The 1MB texture cache helps texture load performance but the impact isn't nearly as big as the 2MB Z-buffer. There are 32 1T-SRAM devices (256Kbit each) that each has their own 16-bit bus offering 10.4GB/s of bandwidth to this cache.
The first thing that should tip you off about these 1T-SRAM devices on the Flipper die is that they would come quite in handy on a PC platform. Although the Flipper GPU will never be asked to render at greater than 640 x 480 (not a very memory bandwidth intensive resolution), very few gamers will settle for anything less than 1024 x 768 with today's graphics cards. A similar 2MB on-die Z-buffer would improve performance tremendously, especially considering how much more memory bandwidth is consumed in most PC games. While it would be nice for ATI to consider the use of some of this style of technology in their future PC products, the cost would be highly prohibitive.

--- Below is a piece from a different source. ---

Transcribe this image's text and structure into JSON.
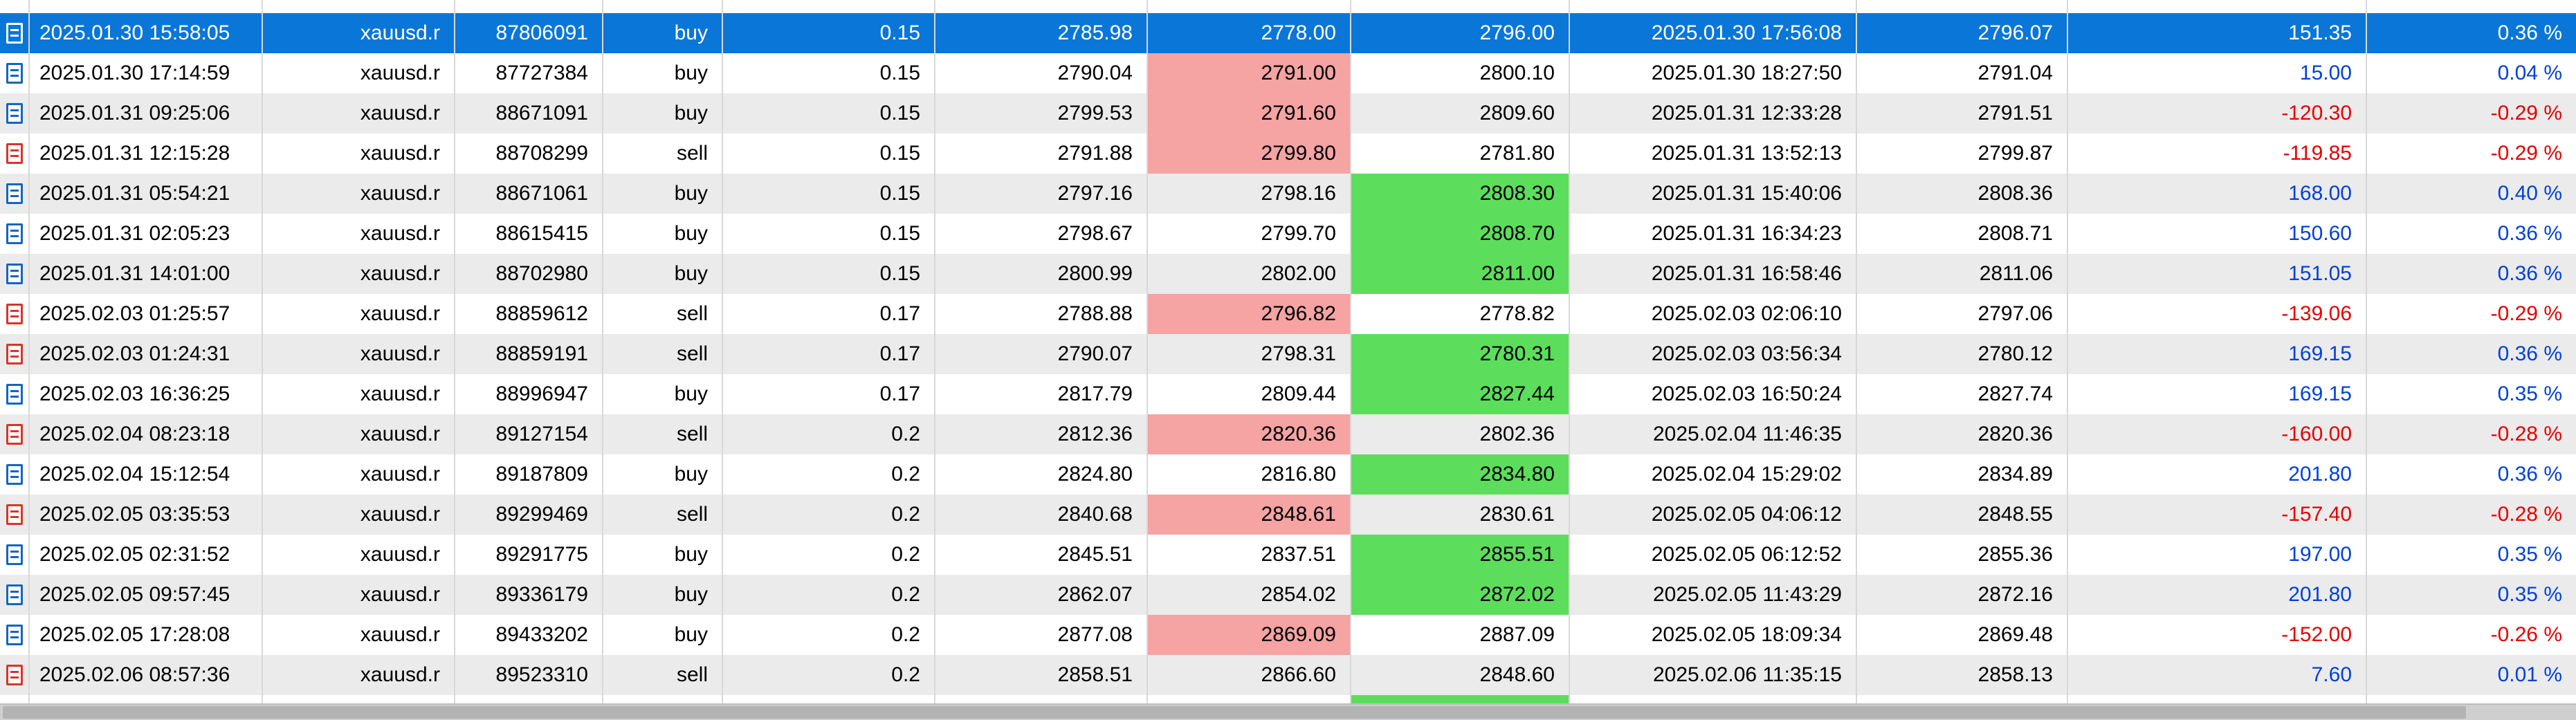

The potential for Flipper to become cheaper to produce as time goes on is also there. NEC is currently in production of their 0.15-micron embedded DRAM process but it is not as mature as their 0.18-micron eDRAM production which is why Flipper is currently produced on that. By the second half of next year the 0.13-micron eDRAM process should be ready for production which means that we should be able to see 0.13-micron Flipper GPUs produced in 2003. The move to a 0.13-micron process could cut the 106 mm^2 Flipper die in half, making it much cheaper to produce but that is all dependent on NEC.